Brazilian rhythmic gymnast

Juliana Coradine is a retired Brazilian rhythmic gymnast and coach who represented Brazil in international competitions.

== Career ==
As a member of the national group Coradine won an historical gold medal at the 1999 Pan American Games in Winnipeg, the first ever in that competition for Brazil, along Camila Ferezin, Dayane Camilo, Flávia Faria, Michelle Salzano and Alessandra Ferezin. This result assured them a spot at the following year Olympics.

After her retirement she started to work as a coach. In late 2000s she trained girls for Fenice Spoleto in Italy. She then was hired at UNOPAR and, in 2017, travelled to the South American Championships in Guayaquil as her daughter's coach. At the 2018 South American Championships she was the trainer of the 13–14 years old group. In 2020 she participated in a national training camp for young gymnasts. The following year she was part of the judges that worked on a seminary for the national team.

In 2021 Juliana was appointed as the head coach of the national junior group. At the South American Championships in Cali, Bianca Reis, Fernanda Heinemann, Gabryela da Rocha, Julia Kurunczi and Luiza Pugliese won gold in the All-Around, in teams and in both finals. In December she guided the group to win gold with 5 ribbons as well as silver in the All-Around and with 5 balls at the Junior Pan American Games.

In October 2022 she travelled to Asunción for the South American Games to be the vice trainer of the senior group under her ex-teammate Camila Ferezin, Brazil won all three golds.

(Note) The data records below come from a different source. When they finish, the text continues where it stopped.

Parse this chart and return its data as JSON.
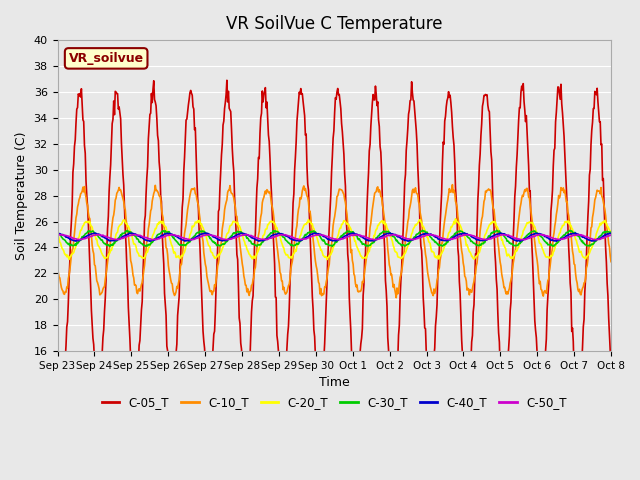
{
  "title": "VR SoilVue C Temperature",
  "xlabel": "Time",
  "ylabel": "Soil Temperature (C)",
  "ylim": [
    16,
    40
  ],
  "yticks": [
    16,
    18,
    20,
    22,
    24,
    26,
    28,
    30,
    32,
    34,
    36,
    38,
    40
  ],
  "background_color": "#e8e8e8",
  "annotation_label": "VR_soilvue",
  "series": {
    "C-05_T": {
      "color": "#cc0000"
    },
    "C-10_T": {
      "color": "#ff8c00"
    },
    "C-20_T": {
      "color": "#ffff00"
    },
    "C-30_T": {
      "color": "#00cc00"
    },
    "C-40_T": {
      "color": "#0000cc"
    },
    "C-50_T": {
      "color": "#cc00cc"
    }
  },
  "x_tick_labels": [
    "Sep 23",
    "Sep 24",
    "Sep 25",
    "Sep 26",
    "Sep 27",
    "Sep 28",
    "Sep 29",
    "Sep 30",
    "Oct 1",
    "Oct 2",
    "Oct 3",
    "Oct 4",
    "Oct 5",
    "Oct 6",
    "Oct 7",
    "Oct 8"
  ],
  "n_days": 15,
  "samples_per_day": 48,
  "legend_order": [
    "C-05_T",
    "C-10_T",
    "C-20_T",
    "C-30_T",
    "C-40_T",
    "C-50_T"
  ]
}
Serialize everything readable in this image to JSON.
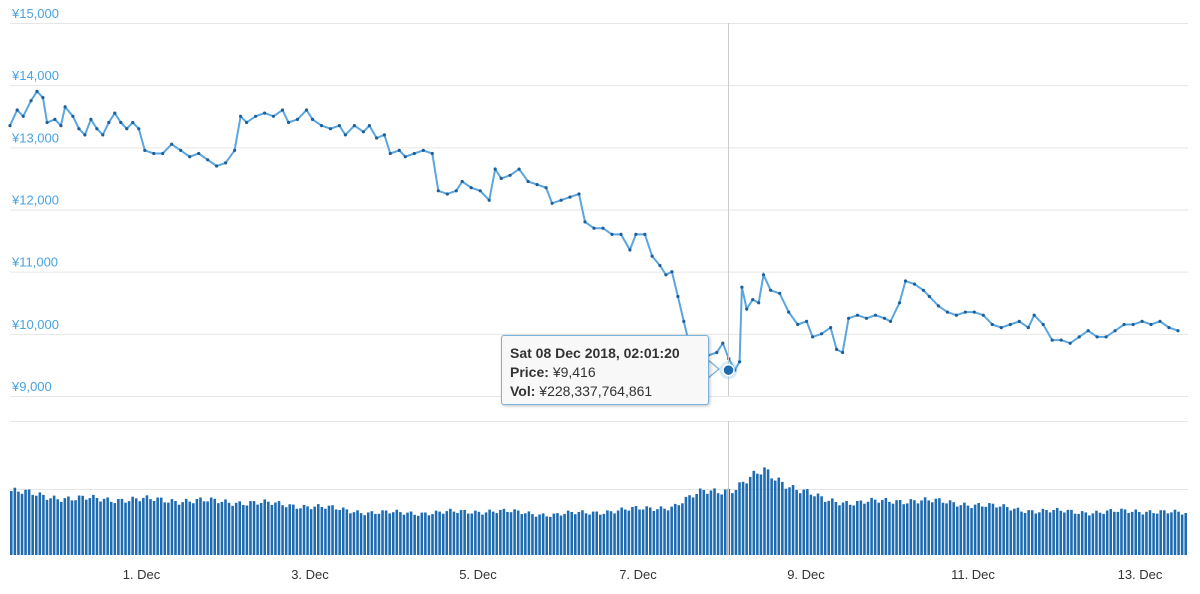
{
  "chart_data": {
    "type": "line",
    "currency_symbol": "¥",
    "y_ticks": [
      "¥15,000",
      "¥14,000",
      "¥13,000",
      "¥12,000",
      "¥11,000",
      "¥10,000",
      "¥9,000"
    ],
    "y_tick_values": [
      15000,
      14000,
      13000,
      12000,
      11000,
      10000,
      9000
    ],
    "ylim": [
      9000,
      15000
    ],
    "x_ticks": [
      "1. Dec",
      "3. Dec",
      "5. Dec",
      "7. Dec",
      "9. Dec",
      "11. Dec",
      "13. Dec"
    ],
    "x_tick_days": [
      1,
      3,
      5,
      7,
      9,
      11,
      13
    ],
    "xlim_days": [
      29.9,
      13.6
    ],
    "grid": true,
    "colors": {
      "line": "#5aa6e0",
      "marker": "#1f5f99",
      "volume": "#1f6bb0",
      "axis_text": "#4aa3df",
      "highlight": "#1f6bb0"
    },
    "price_series": {
      "name": "Price",
      "points": [
        [
          0.0,
          13350
        ],
        [
          0.12,
          13600
        ],
        [
          0.22,
          13500
        ],
        [
          0.35,
          13750
        ],
        [
          0.45,
          13900
        ],
        [
          0.55,
          13800
        ],
        [
          0.62,
          13400
        ],
        [
          0.75,
          13450
        ],
        [
          0.85,
          13350
        ],
        [
          0.92,
          13650
        ],
        [
          1.05,
          13500
        ],
        [
          1.15,
          13300
        ],
        [
          1.25,
          13200
        ],
        [
          1.35,
          13450
        ],
        [
          1.45,
          13300
        ],
        [
          1.55,
          13200
        ],
        [
          1.65,
          13400
        ],
        [
          1.75,
          13550
        ],
        [
          1.85,
          13400
        ],
        [
          1.95,
          13300
        ],
        [
          2.05,
          13400
        ],
        [
          2.15,
          13300
        ],
        [
          2.25,
          12950
        ],
        [
          2.4,
          12900
        ],
        [
          2.55,
          12900
        ],
        [
          2.7,
          13050
        ],
        [
          2.85,
          12950
        ],
        [
          3.0,
          12850
        ],
        [
          3.15,
          12900
        ],
        [
          3.3,
          12800
        ],
        [
          3.45,
          12700
        ],
        [
          3.6,
          12750
        ],
        [
          3.75,
          12950
        ],
        [
          3.85,
          13500
        ],
        [
          3.95,
          13400
        ],
        [
          4.1,
          13500
        ],
        [
          4.25,
          13550
        ],
        [
          4.4,
          13500
        ],
        [
          4.55,
          13600
        ],
        [
          4.65,
          13400
        ],
        [
          4.8,
          13450
        ],
        [
          4.95,
          13600
        ],
        [
          5.05,
          13450
        ],
        [
          5.2,
          13350
        ],
        [
          5.35,
          13300
        ],
        [
          5.5,
          13350
        ],
        [
          5.6,
          13200
        ],
        [
          5.75,
          13350
        ],
        [
          5.9,
          13250
        ],
        [
          6.0,
          13350
        ],
        [
          6.12,
          13150
        ],
        [
          6.25,
          13200
        ],
        [
          6.35,
          12900
        ],
        [
          6.5,
          12950
        ],
        [
          6.6,
          12850
        ],
        [
          6.75,
          12900
        ],
        [
          6.9,
          12950
        ],
        [
          7.05,
          12900
        ],
        [
          7.15,
          12300
        ],
        [
          7.3,
          12250
        ],
        [
          7.45,
          12300
        ],
        [
          7.55,
          12450
        ],
        [
          7.7,
          12350
        ],
        [
          7.85,
          12300
        ],
        [
          8.0,
          12150
        ],
        [
          8.1,
          12650
        ],
        [
          8.2,
          12500
        ],
        [
          8.35,
          12550
        ],
        [
          8.5,
          12650
        ],
        [
          8.65,
          12450
        ],
        [
          8.8,
          12400
        ],
        [
          8.95,
          12350
        ],
        [
          9.05,
          12100
        ],
        [
          9.2,
          12150
        ],
        [
          9.35,
          12200
        ],
        [
          9.5,
          12250
        ],
        [
          9.6,
          11800
        ],
        [
          9.75,
          11700
        ],
        [
          9.9,
          11700
        ],
        [
          10.05,
          11600
        ],
        [
          10.2,
          11600
        ],
        [
          10.35,
          11350
        ],
        [
          10.45,
          11600
        ],
        [
          10.6,
          11600
        ],
        [
          10.72,
          11250
        ],
        [
          10.85,
          11100
        ],
        [
          10.95,
          10950
        ],
        [
          11.05,
          11000
        ],
        [
          11.15,
          10600
        ],
        [
          11.25,
          10200
        ],
        [
          11.35,
          9800
        ],
        [
          11.5,
          9700
        ],
        [
          11.65,
          9650
        ],
        [
          11.8,
          9700
        ],
        [
          11.9,
          9850
        ],
        [
          12.0,
          9600
        ],
        [
          12.1,
          9416
        ],
        [
          12.18,
          9550
        ],
        [
          12.22,
          10750
        ],
        [
          12.3,
          10400
        ],
        [
          12.4,
          10550
        ],
        [
          12.5,
          10500
        ],
        [
          12.58,
          10950
        ],
        [
          12.7,
          10700
        ],
        [
          12.85,
          10650
        ],
        [
          13.0,
          10350
        ],
        [
          13.15,
          10150
        ],
        [
          13.3,
          10200
        ],
        [
          13.4,
          9950
        ],
        [
          13.55,
          10000
        ],
        [
          13.7,
          10100
        ],
        [
          13.8,
          9750
        ],
        [
          13.9,
          9700
        ],
        [
          14.0,
          10250
        ],
        [
          14.15,
          10300
        ],
        [
          14.3,
          10250
        ],
        [
          14.45,
          10300
        ],
        [
          14.6,
          10250
        ],
        [
          14.7,
          10200
        ],
        [
          14.85,
          10500
        ],
        [
          14.95,
          10850
        ],
        [
          15.1,
          10800
        ],
        [
          15.25,
          10700
        ],
        [
          15.35,
          10600
        ],
        [
          15.5,
          10450
        ],
        [
          15.65,
          10350
        ],
        [
          15.8,
          10300
        ],
        [
          15.95,
          10350
        ],
        [
          16.1,
          10350
        ],
        [
          16.25,
          10300
        ],
        [
          16.4,
          10150
        ],
        [
          16.55,
          10100
        ],
        [
          16.7,
          10150
        ],
        [
          16.85,
          10200
        ],
        [
          17.0,
          10100
        ],
        [
          17.1,
          10300
        ],
        [
          17.25,
          10150
        ],
        [
          17.4,
          9900
        ],
        [
          17.55,
          9900
        ],
        [
          17.7,
          9850
        ],
        [
          17.85,
          9950
        ],
        [
          18.0,
          10050
        ],
        [
          18.15,
          9950
        ],
        [
          18.3,
          9950
        ],
        [
          18.45,
          10050
        ],
        [
          18.6,
          10150
        ],
        [
          18.75,
          10150
        ],
        [
          18.9,
          10200
        ],
        [
          19.05,
          10150
        ],
        [
          19.2,
          10200
        ],
        [
          19.35,
          10100
        ],
        [
          19.5,
          10050
        ]
      ]
    },
    "volume_series": {
      "name": "Vol",
      "approx_daily_level": [
        [
          0.0,
          1.0
        ],
        [
          0.5,
          0.93
        ],
        [
          1.0,
          0.88
        ],
        [
          2.0,
          0.87
        ],
        [
          3.0,
          0.85
        ],
        [
          4.0,
          0.82
        ],
        [
          5.0,
          0.76
        ],
        [
          6.0,
          0.66
        ],
        [
          7.0,
          0.66
        ],
        [
          8.0,
          0.69
        ],
        [
          9.0,
          0.63
        ],
        [
          10.0,
          0.69
        ],
        [
          11.0,
          0.76
        ],
        [
          11.5,
          1.0
        ],
        [
          12.0,
          1.03
        ],
        [
          12.5,
          1.32
        ],
        [
          13.0,
          1.05
        ],
        [
          13.5,
          0.86
        ],
        [
          14.0,
          0.82
        ],
        [
          15.0,
          0.86
        ],
        [
          16.0,
          0.79
        ],
        [
          17.0,
          0.69
        ],
        [
          18.0,
          0.67
        ],
        [
          19.0,
          0.69
        ],
        [
          19.5,
          0.64
        ]
      ]
    },
    "tooltip": {
      "date": "Sat 08 Dec 2018, 02:01:20",
      "price_label": "Price:",
      "price_value": "¥9,416",
      "vol_label": "Vol:",
      "vol_value": "¥228,337,764,861",
      "x_day_offset": 12.1,
      "price": 9416
    }
  }
}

At the start of the 2023 season Coradine asked the world silver winning duo in aerobic gymnastics to teach her pupils some aerobic elements to include in their routines. In June Laura Gamboa, Isadora Beduschi, Yumi Rodrigues, Ana Luiza Franceschi, Maria Paula Caminha and Lavinia Silvério, won three gold medals in the All-Around and in the event finals at the Pan American Championships. A month later the group competed in the Junior World Championships in Cluj-Napoca, finishing 12th in teams, 6th in the All-Around, 6th with 5 ropes and 8th with 5 balls.

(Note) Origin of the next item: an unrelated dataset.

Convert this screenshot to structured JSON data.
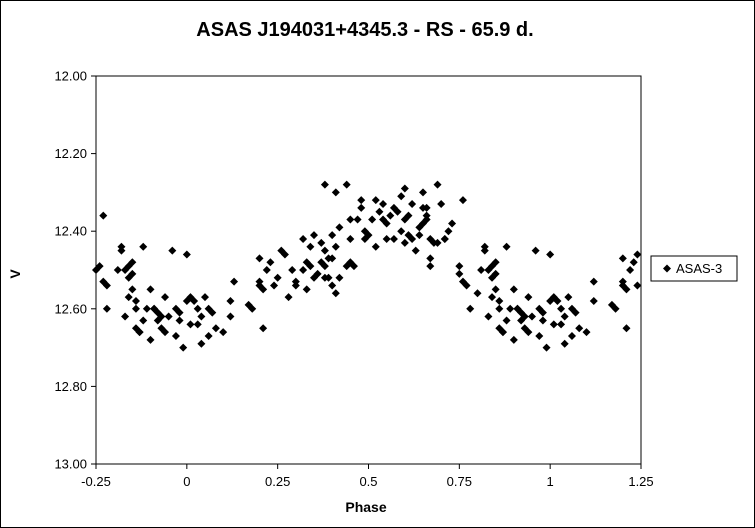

In June 2024 she travelled with the group to Guatemala City for the Pan American Championships. There Andriely Cichovicz, Júlia Colere, Luiza Miranda, Alice Neves, Giovana Parra and Clara Pereira won gold in the All-Around, with 5 hoops and with 5 pairs of clubs. In October she organised a training stage with renowned trainer, and Olympic medalist, Yulia Raskina in preparation for the Gymnasiade and the South American Championships.

== Personal life ==
Her eldest daughter Gabriella Coradine was a member of the Brazilian group and won medals internationally as both a junior and a senior.